Anti-icing performance of the superhydrophobic surface with micro-cubic array structures fabricated by plasma etching

Abstract We designed and constructed a series of micro-cubic arrays on silicon surface by means of a selective plasma etching technology to explore the size effect of surface microstructure on anti-icing/icephobic performance in terms of ice adhesion strength and icing delay time in this work. It was confirmed that the micro-cubic array with the center-center spacing distance of 70μm could greatly delay the icing process to 1295s (∼two orders of magnitude comparing with that on the substrate surface).

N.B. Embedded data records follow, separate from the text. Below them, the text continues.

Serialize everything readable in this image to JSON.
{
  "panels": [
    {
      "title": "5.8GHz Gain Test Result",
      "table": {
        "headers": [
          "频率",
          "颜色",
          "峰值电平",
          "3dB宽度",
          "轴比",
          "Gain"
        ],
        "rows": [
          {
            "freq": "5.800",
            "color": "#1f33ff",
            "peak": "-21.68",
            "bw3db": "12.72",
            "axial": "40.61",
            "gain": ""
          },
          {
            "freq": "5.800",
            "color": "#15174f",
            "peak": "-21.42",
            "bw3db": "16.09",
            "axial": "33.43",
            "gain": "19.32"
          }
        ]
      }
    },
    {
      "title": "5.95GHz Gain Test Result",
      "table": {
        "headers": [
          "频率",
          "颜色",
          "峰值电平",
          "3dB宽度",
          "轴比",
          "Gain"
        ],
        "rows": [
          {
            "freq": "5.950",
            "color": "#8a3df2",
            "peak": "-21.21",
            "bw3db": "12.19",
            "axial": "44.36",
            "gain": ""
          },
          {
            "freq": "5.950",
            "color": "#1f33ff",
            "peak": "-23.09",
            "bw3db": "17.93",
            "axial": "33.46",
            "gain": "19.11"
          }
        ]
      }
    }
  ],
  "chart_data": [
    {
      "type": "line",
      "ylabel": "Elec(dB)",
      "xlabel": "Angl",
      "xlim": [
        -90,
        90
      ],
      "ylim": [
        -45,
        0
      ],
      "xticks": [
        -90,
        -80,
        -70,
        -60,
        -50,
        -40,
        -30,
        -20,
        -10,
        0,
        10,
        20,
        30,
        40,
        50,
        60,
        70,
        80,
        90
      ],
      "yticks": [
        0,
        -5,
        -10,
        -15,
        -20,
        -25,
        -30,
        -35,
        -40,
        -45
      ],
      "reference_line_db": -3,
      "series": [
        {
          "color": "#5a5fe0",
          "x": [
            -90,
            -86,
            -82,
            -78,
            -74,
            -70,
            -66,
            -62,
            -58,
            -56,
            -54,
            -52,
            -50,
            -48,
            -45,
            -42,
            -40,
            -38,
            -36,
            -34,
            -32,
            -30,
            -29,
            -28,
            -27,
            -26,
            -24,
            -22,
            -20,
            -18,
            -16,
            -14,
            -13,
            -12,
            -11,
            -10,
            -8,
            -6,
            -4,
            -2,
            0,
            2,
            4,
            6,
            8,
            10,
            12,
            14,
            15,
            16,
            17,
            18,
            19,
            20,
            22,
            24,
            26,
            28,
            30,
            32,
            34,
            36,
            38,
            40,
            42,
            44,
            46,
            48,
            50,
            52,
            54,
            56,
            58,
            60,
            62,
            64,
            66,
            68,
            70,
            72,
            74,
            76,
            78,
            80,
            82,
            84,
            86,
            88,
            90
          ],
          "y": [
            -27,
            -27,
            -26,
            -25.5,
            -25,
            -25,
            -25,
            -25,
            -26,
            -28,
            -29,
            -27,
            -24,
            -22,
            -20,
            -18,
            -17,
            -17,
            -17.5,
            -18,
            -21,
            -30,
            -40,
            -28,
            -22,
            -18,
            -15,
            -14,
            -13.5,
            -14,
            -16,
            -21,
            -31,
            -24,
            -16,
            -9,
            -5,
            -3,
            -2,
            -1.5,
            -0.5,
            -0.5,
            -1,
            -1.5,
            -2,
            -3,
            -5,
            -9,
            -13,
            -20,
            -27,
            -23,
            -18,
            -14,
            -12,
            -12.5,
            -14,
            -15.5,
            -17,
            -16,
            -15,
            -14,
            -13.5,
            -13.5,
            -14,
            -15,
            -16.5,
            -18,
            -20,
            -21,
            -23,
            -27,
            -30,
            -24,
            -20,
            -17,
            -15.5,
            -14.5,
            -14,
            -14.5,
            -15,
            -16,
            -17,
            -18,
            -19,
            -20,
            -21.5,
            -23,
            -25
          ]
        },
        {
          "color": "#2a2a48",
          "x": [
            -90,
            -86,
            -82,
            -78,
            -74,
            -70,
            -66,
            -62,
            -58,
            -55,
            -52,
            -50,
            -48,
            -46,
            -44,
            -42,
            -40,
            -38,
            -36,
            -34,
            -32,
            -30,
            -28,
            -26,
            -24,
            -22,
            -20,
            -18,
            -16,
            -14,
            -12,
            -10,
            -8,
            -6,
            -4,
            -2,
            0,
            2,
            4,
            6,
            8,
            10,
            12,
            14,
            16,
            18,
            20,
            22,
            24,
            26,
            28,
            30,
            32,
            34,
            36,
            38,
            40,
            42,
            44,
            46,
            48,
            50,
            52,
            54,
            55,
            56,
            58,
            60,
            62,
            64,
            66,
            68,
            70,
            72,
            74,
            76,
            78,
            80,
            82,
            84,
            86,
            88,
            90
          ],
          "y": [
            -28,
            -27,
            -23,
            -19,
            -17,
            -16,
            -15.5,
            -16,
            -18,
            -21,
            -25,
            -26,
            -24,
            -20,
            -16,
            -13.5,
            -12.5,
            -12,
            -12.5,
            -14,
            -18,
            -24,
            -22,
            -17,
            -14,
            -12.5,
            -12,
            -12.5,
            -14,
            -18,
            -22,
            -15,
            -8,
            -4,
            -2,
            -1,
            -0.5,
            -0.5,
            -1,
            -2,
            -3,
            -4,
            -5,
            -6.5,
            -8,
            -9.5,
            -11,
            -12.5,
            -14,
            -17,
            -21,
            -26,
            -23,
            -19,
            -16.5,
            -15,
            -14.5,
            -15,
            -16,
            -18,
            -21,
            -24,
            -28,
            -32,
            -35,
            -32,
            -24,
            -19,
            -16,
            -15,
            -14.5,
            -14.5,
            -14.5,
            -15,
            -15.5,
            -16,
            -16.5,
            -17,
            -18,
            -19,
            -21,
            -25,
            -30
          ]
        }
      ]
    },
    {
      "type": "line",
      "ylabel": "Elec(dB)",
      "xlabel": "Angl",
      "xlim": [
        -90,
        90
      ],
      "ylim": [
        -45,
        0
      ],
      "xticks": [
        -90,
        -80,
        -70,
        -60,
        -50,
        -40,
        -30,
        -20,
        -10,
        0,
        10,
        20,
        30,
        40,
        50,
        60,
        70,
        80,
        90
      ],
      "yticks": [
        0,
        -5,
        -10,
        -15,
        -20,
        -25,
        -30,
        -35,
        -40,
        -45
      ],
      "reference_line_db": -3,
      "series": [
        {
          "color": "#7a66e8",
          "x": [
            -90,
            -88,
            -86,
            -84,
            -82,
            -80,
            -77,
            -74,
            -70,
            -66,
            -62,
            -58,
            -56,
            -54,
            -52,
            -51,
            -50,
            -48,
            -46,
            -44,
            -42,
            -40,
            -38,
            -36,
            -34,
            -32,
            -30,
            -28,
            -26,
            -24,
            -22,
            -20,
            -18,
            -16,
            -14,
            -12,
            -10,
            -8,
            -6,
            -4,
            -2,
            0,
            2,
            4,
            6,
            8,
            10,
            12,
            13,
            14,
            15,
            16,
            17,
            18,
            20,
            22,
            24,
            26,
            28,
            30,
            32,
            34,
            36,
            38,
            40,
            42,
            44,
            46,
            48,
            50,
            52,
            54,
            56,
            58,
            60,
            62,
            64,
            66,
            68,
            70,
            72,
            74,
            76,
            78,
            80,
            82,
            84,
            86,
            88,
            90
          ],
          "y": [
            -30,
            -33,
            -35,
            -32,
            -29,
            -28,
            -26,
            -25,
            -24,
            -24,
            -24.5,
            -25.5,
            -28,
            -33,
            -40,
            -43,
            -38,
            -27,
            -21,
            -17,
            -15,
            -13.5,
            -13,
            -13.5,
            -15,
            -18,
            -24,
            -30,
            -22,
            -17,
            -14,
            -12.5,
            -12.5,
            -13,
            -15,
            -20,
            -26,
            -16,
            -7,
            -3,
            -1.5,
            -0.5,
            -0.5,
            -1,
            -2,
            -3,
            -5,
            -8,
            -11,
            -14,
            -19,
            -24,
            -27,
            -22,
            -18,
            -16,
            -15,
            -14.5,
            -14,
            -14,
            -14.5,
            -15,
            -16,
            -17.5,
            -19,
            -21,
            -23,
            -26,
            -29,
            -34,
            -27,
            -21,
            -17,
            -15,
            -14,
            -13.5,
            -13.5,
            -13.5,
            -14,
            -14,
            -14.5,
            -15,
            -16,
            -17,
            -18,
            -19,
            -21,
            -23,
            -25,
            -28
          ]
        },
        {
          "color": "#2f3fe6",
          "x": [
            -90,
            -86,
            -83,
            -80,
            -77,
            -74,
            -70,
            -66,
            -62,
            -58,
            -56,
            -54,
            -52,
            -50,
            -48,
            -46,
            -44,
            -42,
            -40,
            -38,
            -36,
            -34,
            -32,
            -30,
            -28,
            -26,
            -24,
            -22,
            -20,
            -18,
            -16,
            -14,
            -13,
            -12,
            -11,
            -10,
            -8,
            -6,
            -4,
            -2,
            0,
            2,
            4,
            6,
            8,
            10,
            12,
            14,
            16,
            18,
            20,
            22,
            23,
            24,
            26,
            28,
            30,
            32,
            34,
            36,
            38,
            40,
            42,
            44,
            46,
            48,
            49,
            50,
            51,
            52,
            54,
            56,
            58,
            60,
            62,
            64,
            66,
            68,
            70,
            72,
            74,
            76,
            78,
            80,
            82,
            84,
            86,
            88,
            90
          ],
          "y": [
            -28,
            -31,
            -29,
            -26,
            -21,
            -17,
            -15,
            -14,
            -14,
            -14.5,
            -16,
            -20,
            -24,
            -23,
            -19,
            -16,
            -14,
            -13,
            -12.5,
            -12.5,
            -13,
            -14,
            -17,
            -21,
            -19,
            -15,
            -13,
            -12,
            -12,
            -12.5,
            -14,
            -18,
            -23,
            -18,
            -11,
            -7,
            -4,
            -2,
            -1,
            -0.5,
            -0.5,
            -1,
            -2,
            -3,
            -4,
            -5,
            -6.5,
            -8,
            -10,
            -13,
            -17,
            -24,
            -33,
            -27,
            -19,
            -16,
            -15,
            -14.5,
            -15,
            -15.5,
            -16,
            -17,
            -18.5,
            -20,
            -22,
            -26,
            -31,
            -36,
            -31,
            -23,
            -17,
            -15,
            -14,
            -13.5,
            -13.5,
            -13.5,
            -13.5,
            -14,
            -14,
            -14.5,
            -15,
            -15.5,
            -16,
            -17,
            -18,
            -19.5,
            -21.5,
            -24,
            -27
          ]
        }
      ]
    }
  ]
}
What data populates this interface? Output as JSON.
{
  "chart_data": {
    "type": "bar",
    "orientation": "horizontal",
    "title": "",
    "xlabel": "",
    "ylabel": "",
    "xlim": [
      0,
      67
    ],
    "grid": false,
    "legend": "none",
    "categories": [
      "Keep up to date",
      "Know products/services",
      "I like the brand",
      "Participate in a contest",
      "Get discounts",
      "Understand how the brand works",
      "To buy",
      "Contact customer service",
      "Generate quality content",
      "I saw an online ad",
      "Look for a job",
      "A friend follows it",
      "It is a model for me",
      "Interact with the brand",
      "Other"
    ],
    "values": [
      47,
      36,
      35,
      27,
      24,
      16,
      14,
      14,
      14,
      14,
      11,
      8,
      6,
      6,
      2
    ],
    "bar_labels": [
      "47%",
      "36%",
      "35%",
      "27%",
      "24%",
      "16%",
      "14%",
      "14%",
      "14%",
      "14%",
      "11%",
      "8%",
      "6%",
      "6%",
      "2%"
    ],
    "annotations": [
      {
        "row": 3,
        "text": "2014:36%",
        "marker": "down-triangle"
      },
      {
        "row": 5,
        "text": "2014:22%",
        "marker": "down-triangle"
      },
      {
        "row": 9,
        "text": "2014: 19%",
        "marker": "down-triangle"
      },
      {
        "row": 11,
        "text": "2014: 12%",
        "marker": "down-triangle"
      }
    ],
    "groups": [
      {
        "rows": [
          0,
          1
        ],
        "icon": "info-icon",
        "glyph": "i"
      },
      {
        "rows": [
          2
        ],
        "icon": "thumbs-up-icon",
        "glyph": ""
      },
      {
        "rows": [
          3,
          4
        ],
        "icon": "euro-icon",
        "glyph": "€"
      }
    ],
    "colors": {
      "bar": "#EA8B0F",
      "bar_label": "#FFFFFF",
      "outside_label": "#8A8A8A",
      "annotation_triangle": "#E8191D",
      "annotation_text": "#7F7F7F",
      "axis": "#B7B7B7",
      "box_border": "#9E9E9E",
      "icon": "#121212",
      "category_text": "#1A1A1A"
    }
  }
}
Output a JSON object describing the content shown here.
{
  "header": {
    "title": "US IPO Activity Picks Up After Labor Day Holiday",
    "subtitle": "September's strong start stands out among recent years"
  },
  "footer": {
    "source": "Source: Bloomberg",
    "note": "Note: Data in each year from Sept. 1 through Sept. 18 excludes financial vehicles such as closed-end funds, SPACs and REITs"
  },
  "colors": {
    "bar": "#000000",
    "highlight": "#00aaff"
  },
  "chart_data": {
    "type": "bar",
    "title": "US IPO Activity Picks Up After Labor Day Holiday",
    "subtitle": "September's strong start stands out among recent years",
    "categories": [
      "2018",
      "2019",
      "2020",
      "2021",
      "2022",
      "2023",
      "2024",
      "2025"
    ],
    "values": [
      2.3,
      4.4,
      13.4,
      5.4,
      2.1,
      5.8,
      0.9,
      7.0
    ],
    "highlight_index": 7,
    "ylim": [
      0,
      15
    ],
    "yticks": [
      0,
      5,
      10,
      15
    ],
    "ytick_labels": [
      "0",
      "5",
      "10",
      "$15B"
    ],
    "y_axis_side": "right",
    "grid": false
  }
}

This type of micro-structures could entrap more air pockets underneath the water droplets to form the stable Cassie-Baxter wetting state, leading to lower actual solid/liquid contact areal fraction ∼8.15% and larger heat transfer barrier. Meanwhile, the special interface configuration is beneficial to the reduction in ice adhesion strength. As the temperature decreases, the wetting state with varied has shifted. The ice adhesion strength of the surface was as low as 16kPa with the center-center spacing distance of 30μm for the micro-cubic arrays. In this case, the entrapped air pockets act as the micro-cracks under the shear force, which leads to lower fracture critical stress. The understanding of the size effect of microstructures on the icing delay ability and ice adhesion strength will be beneficial to the design of ideal anti-icing/icephobic materials.